- On December 30, 2014
Listen To The Story
The Amansie West District in the Ashanti Region recorded four maternal, in 2011, five in 2012 and 6 deaths in 2013. The trend shows a worrying annual increment in maternal mortality in the district in spite of ongoing interventions such as the millennium project, which is also contributing to the fight against maternal deaths.
The Matron of the St. Martin’s Hospital, made this known during a validation workshop organised by SEND-GHANA and Centre for the Development of People (CEDEP) to authenticate data collected in the district for its research work on maternal healthcare and family planning services provision.
The deaths, which were mostly recorded at St. Martins Catholic hospital, were as a result of haemorrhage and late arrivals at the hospital due to delay at the lower level health facilities.
The St. Martins hospital is a missionary institution and the only referral facility in the Amansie West district. Ironically the Amansie West is the second largest district in the Ashanti region.
In addition neither the hospital nor the district health directorate has a blood bank or an ambulance service. During emergencies requiring blood transfusion or referrals, Amansie West district has had to fall on the Bekwai district or the regional capital, Kumasi for these services.

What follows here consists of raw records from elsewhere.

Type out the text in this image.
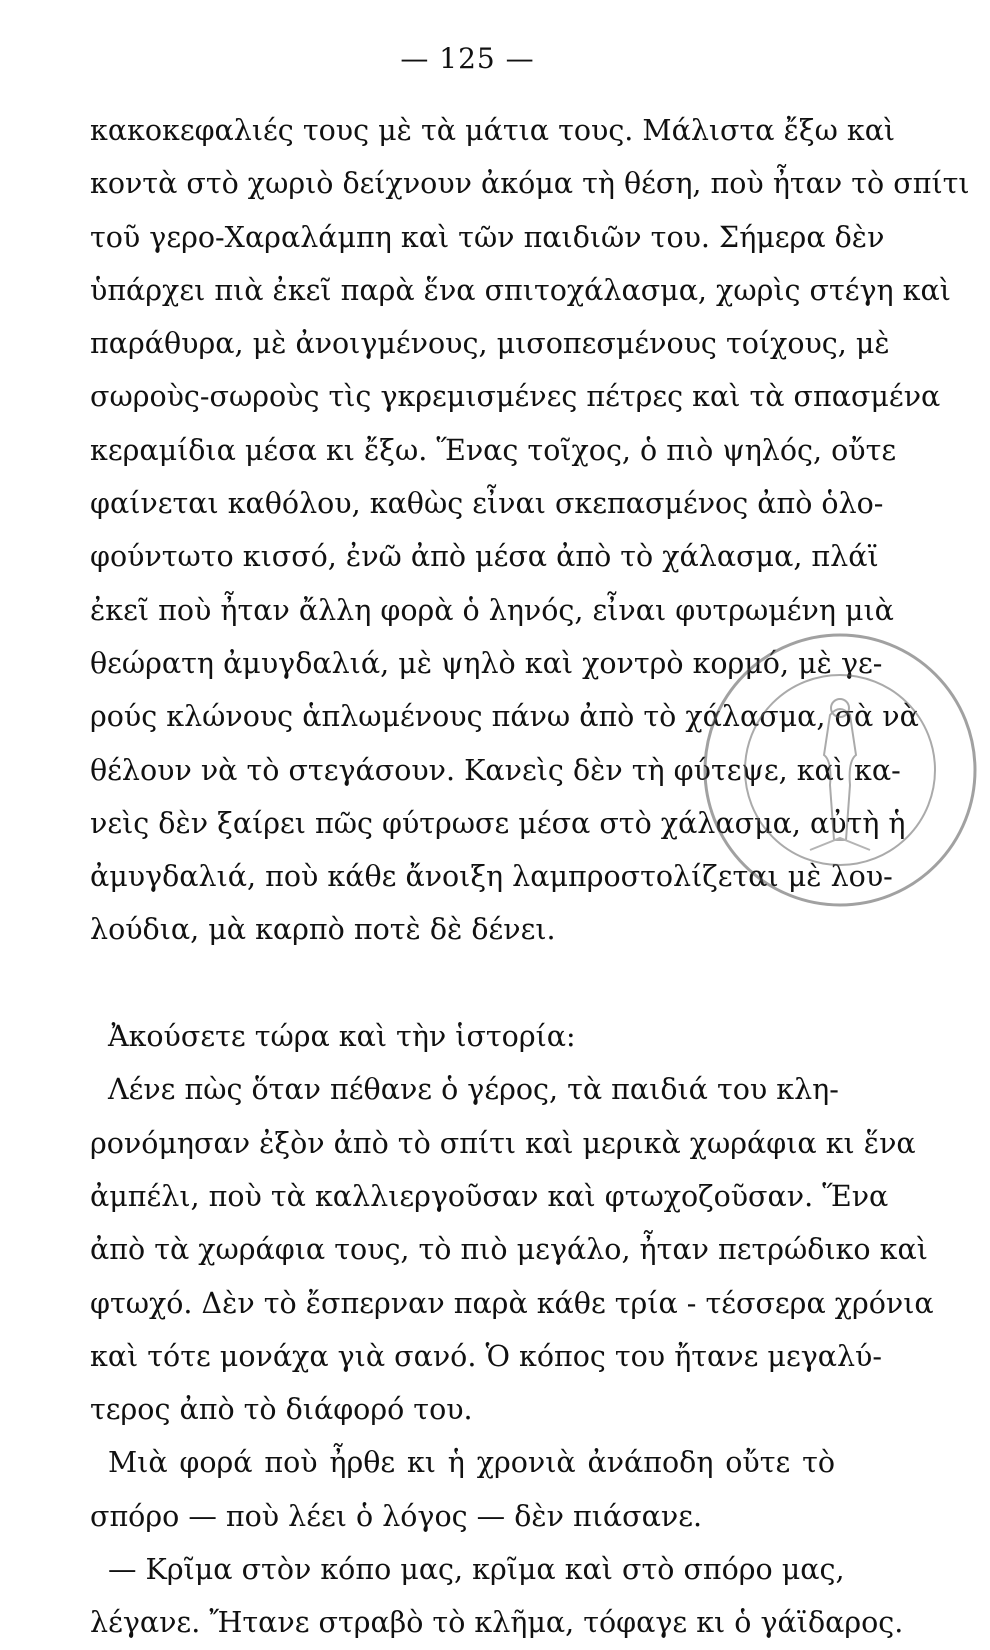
— 125 —
κακοκεφαλιές τους μὲ τὰ μάτια τους. Μάλιστα ἔξω καὶ
κοντὰ στὸ χωριὸ δείχνουν ἀκόμα τὴ θέση, ποὺ ἦταν τὸ σπίτι
τοῦ γερο-Χαραλάμπη καὶ τῶν παιδιῶν του. Σήμερα δὲν
ὑπάρχει πιὰ ἐκεῖ παρὰ ἕνα σπιτοχάλασμα, χωρὶς στέγη καὶ
παράθυρα, μὲ ἀνοιγμένους, μισοπεσμένους τοίχους, μὲ
σωροὺς-σωροὺς τὶς γκρεμισμένες πέτρες καὶ τὰ σπασμένα
κεραμίδια μέσα κι ἔξω. Ἕνας τοῖχος, ὁ πιὸ ψηλός, οὔτε
φαίνεται καθόλου, καθὼς εἶναι σκεπασμένος ἀπὸ ὁλο-
φούντωτο κισσό, ἐνῶ ἀπὸ μέσα ἀπὸ τὸ χάλασμα, πλάϊ
ἐκεῖ ποὺ ἦταν ἄλλη φορὰ ὁ ληνός, εἶναι φυτρωμένη μιὰ
θεώρατη ἀμυγδαλιά, μὲ ψηλὸ καὶ χοντρὸ κορμό, μὲ γε-
ρούς κλώνους ἁπλωμένους πάνω ἀπὸ τὸ χάλασμα, σὰ νὰ
θέλουν νὰ τὸ στεγάσουν. Κανεὶς δὲν τὴ φύτεψε, καὶ κα-
νεὶς δὲν ξαίρει πῶς φύτρωσε μέσα στὸ χάλασμα, αὐτὴ ἡ
ἀμυγδαλιά, ποὺ κάθε ἄνοιξη λαμπροστολίζεται μὲ λου-
λούδια, μὰ καρπὸ ποτὲ δὲ δένει.
Ἀκούσετε τώρα καὶ τὴν ἱστορία:
Λένε πὼς ὅταν πέθανε ὁ γέρος, τὰ παιδιά του κλη-
ρονόμησαν ἐξὸν ἀπὸ τὸ σπίτι καὶ μερικὰ χωράφια κι ἕνα
ἀμπέλι, ποὺ τὰ καλλιεργοῦσαν καὶ φτωχοζοῦσαν. Ἕνα
ἀπὸ τὰ χωράφια τους, τὸ πιὸ μεγάλο, ἦταν πετρώδικο καὶ
φτωχό. Δὲν τὸ ἔσπερναν παρὰ κάθε τρία - τέσσερα χρόνια
καὶ τότε μονάχα γιὰ σανό. Ὁ κόπος του ἤτανε μεγαλύ-
τερος ἀπὸ τὸ διάφορό του.
Μιὰ φορά ποὺ ἦρθε κι ἡ χρονιὰ ἀνάποδη οὔτε τὸ
σπόρο — ποὺ λέει ὁ λόγος — δὲν πιάσανε.
— Κρῖμα στὸν κόπο μας, κρῖμα καὶ στὸ σπόρο μας,
λέγανε. Ἤτανε στραβὸ τὸ κλῆμα, τόφαγε κι ὁ γάϊδαρος.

In a passionate appeal to the Ghana Health Service (GHS), a hospital official has called for stringent punishment for health personnel whose negligence results in maternal deaths. ‘In fact delays at the lower level facilities are becoming too much. Most often patients arrive from communities in state of shock and at a point where reviving them yields no results. It is about time the GHS begin to punish health personnel for their negligence. Quite apart from this, we also need a blood bank and ambulance services in the district to enable us save the lives of our women,’ he lamented.
Poor road network, cost of transportation, poverty and entrenched socio-cultural norms aggravates the already bad situation and contribute in no small way to delay in reaching referral facilities during emergencies. ‘One can spend an hour or more to St. Martin’s Hospital when the journey could be made in 30 minutes or less’ commented another participant.
Under this circumstance many drivers charge exorbitant fares which also deter the poor and vulnerable from seeking professional medical care and compel them to rather resort to religious or cultural rituals with its attendant consequences.
With a population of 134,331, this rural and deprived district can boost of only 17 government health facilities comprising 12 CHPS compounds and 5 health centres, with the private sector augmenting with four (4) facilities made up of one hospital and three maternity homes.
In terms of human resource requirement, the district has only five (5) doctors who work at the referral hospital, two (2) medical assistants, two (2) anaesthetists, two (2) pharmacists, 10 laboratory technician/technologist, 22 midwives, 32 general nurses, 70 community health officers and four (4) health education promotion officers. The St. Martins’ hospital alone has 70 out of the 147 health personnel including technicians, who render maternal healthcare services to the people in the district.
In order to reverse the mortality trend in the district, SEND-GHANA recommends that the Health Directorate, District Assembly, Department of Feeder Roads as well as the National Ambulance Service should collaborate to improve on the road network, establish an ambulance centre and a blood bank in the district.
This will facilitate the provision of emergency services including the speedy movement of patients to higher level facilities in a timely manner in the hope to save lives.
Equally important is the need for the Health Directorate, Traditional Authority and the Amansie West Chapter of the Ghana Private Road and Transport Union to work in partnership to transport pregnant women in labour, especially those with complications, to the health facilities without demanding for fares on the spot but to later have an understanding for settlement later.
The Health Directorate must also step up supervision to all facilities particularly those in very remote areas to ensure that health personnel keep to professional standards in providing basic obstetric care to pregnant women including those in labour and make timely referrals to avoid fatalities.
The death of one pregnant woman is a taboo and an affront to womanhood and must not be encouraged.
Every woman has the right to live as they discharge nature’s given role of reproduction to perpetuate future generations.
More than ever the time has come to put a stop to these needless deaths and therefore government as well as citizens must play our respective roles to win the war against maternal deaths.